Housing crisis affects everyone
For the students, the chance to work in the Venice pavilion and talk with visitors about issues that are urgent to not only Canadians has breathed life into the project.
“It’s helped me realize just how powerful learning about the law and policy and different steps to approach government, how important an architect’s work can be in that,” said Kara Crabb, one of the 15 students from UBC.
“This is a project that is going to push past the Biennale,” said UBC student Emma Garm-Straker. “Once we go back to Vancouver, it can’t stop there. These are issues people have been working on for years, but this has provided a greater stage for it.”
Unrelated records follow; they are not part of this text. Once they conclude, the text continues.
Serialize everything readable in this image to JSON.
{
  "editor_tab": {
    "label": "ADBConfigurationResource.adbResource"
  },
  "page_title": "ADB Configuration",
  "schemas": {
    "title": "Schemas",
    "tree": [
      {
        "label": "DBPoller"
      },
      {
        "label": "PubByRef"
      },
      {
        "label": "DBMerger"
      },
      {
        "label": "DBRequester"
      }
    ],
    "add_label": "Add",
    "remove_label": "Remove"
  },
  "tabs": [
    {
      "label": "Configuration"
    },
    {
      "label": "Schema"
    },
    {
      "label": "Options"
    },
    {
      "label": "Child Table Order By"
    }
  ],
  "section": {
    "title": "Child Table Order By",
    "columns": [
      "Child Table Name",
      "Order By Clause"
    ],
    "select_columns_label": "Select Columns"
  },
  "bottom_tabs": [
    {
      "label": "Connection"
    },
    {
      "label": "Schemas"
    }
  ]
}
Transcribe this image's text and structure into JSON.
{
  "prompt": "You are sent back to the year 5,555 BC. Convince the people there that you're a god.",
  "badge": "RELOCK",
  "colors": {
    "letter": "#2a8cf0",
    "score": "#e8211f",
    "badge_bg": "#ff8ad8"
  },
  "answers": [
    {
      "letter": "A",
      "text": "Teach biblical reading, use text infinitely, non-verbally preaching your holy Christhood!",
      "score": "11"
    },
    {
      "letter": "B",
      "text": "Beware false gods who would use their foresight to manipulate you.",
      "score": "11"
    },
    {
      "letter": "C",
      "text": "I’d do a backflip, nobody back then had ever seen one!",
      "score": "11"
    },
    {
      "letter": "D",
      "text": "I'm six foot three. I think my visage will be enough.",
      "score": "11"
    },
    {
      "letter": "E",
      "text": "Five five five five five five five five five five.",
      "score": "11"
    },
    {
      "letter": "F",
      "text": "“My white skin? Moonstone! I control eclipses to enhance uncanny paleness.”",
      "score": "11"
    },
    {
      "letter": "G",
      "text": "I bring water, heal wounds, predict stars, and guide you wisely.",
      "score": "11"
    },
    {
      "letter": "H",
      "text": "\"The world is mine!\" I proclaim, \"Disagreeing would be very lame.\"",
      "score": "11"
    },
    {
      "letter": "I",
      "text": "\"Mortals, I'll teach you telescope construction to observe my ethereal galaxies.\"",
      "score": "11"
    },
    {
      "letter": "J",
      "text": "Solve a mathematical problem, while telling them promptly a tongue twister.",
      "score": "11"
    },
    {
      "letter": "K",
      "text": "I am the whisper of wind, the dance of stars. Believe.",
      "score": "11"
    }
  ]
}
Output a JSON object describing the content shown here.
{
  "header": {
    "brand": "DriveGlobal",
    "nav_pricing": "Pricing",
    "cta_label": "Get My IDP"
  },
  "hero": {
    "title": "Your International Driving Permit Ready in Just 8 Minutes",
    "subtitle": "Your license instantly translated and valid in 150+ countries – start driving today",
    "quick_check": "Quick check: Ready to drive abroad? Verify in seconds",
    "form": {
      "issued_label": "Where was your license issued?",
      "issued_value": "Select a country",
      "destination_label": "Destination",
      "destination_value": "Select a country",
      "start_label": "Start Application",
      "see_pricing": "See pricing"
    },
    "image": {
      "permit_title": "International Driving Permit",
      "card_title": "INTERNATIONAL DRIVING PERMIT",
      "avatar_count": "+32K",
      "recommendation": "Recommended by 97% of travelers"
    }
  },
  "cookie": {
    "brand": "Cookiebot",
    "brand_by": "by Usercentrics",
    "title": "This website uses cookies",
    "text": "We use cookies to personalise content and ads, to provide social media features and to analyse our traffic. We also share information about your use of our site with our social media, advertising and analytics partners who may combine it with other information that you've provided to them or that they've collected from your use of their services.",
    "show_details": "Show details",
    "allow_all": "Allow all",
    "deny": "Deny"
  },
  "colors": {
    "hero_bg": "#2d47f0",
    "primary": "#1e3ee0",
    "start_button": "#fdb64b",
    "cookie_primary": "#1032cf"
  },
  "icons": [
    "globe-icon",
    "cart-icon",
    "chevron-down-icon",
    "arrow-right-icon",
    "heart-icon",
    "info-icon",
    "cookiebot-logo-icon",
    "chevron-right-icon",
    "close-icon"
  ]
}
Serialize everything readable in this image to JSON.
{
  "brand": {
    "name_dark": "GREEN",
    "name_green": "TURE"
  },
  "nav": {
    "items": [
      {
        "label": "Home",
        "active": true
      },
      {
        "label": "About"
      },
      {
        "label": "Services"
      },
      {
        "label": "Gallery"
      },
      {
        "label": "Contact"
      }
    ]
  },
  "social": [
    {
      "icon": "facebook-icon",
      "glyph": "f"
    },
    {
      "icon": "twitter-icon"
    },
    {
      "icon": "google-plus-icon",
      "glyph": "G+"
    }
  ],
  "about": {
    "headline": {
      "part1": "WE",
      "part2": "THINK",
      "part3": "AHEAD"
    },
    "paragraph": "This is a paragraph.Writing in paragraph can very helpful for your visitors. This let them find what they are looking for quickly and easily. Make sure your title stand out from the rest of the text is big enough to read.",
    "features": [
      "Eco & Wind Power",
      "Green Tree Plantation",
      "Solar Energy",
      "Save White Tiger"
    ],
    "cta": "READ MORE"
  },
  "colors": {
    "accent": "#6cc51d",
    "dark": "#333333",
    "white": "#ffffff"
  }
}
That’s the hope of the more than 100 people involved in the show — and now movement: It will provide not just one solution, but many, to a crisis that affects everyone.
“The fact is, we can only conceptualize housing as connected to that bottom line,” said AAHA member Sara Stevens, an architectural historian and associate professor at the University of British Columbia.
“There’s no way to exist in Canada right now without being part of those markets, and if they can’t respond to what you’re able or not able to afford, then you can’t access your basic rights to housing.”